Citadel Securities led by Kenneth Cordele Griffin (Ken Griffin) was down 53% for the year. Griffin shared his lessons and thoughts on what he got wrong at the end of the year in a Fortune Magazine Interview.
Griffin had started off trading stocks in his Harvard dorm room and went on to create a multibillion dollar hedge fund giant. He said that they had prepared extensively for a 1987 or 1998 style crash but were still caught off guard in 2008.
In March of 2008 after Bear Sterns collapsed, Ken Griffin bought a bunch of investments in the financial sector and thought they caught the bottom. But turns out the worst wasn’t over yet and the handle they thought they caught was actually a sharp blade.
Their positions were actually fine until mid September.
On the 15th of September, Lehman Brothers filed for bankruptcy and Ken Griffin who had bought truckloads of financial assets which they thought was undervalued was in for a shock.
The bankruptcy of Lehman Brothers caused a global credit freeze. In basic terms, Lehman had to sell of its positions which caused greater sell off and devaluations of all assets.
2 days later, there was news that the SEC was considering banning short selling of mostly financial stocks which would be great for banks like Morgan Stanley, Citigroup and others as they didn’t have to worry about paying up to hedge funds that shorted the move but that would completely blow up Citadel who had been short financial stocks and long bonds through their convertible-bond arbitrage.
In early October Ken Griffin wrote in a letter to investors,
September has been the single worst month, by far, in the firm's history. Our performance reflected extraordinary market conditions that I did not fully anticipate, combined with regulatory changes driven more by populism than policy.

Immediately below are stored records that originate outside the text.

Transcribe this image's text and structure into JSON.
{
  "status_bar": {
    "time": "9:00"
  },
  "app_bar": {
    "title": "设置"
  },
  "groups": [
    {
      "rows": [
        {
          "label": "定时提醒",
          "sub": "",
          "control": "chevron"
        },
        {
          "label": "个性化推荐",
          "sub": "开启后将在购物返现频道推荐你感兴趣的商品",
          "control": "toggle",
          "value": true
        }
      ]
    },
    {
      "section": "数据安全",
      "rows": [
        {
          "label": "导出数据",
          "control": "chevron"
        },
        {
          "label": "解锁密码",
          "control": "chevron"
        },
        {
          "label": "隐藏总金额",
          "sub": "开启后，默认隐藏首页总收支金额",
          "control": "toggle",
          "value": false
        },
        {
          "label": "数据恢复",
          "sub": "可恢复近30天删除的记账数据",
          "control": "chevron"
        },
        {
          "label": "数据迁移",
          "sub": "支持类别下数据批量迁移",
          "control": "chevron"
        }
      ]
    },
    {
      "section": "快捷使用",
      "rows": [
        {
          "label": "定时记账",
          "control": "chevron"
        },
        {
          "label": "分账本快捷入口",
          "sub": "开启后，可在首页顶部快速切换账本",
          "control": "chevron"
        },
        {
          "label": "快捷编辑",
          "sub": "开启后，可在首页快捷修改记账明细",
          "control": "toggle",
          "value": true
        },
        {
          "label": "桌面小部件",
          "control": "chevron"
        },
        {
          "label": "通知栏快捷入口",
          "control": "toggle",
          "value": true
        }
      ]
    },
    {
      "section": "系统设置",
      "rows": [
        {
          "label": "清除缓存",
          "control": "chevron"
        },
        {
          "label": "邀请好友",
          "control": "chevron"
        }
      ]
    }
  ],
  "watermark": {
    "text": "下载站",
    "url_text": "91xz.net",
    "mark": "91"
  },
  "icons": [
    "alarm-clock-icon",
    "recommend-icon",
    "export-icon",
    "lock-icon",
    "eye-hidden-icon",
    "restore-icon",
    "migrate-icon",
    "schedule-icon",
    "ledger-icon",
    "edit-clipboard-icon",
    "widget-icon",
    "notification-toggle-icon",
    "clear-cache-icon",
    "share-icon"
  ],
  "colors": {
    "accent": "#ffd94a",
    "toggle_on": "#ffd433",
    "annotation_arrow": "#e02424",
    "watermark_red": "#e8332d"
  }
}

Politicians at DC weren’t the only people who were enacting policies that would unintentionally destroy Citadel.
Wall Street wasn’t having it with Citadel either. Also it didn’t help that Citadel and Ken didn’t have the best relationship with Wall Street. He had created a number of enemies and had set out to be generally independent of Wall Street.
There were also a couple of rumours spreading on the rumour mill that Citadel had a leverage ratio of 13 to 1 when in reality it was much closer to 4 to 1.
But fund managers and other counterparties weren’t having it, they were margin calling Citadel positions as they were worried that they would sustain losses if Citadel didn’t manage to return their loans in time before they collapse.
Due to all of this panic and fear about Citadel, Ken decided to conduct an emergency conference call to set things straight about the firm and ensure investor confidence in their fund.
When asked whether he would have done anything differently in the past months, he responds not much, other than perhaps reducing some of the firm's more complex investments.
Then, after thinking a moment, Griffin says with a sly smile: "With hindsight, of course, I would have been all in cash!" And thus he demonstrates another skill that he mastered during the credit crisis - gallows humor.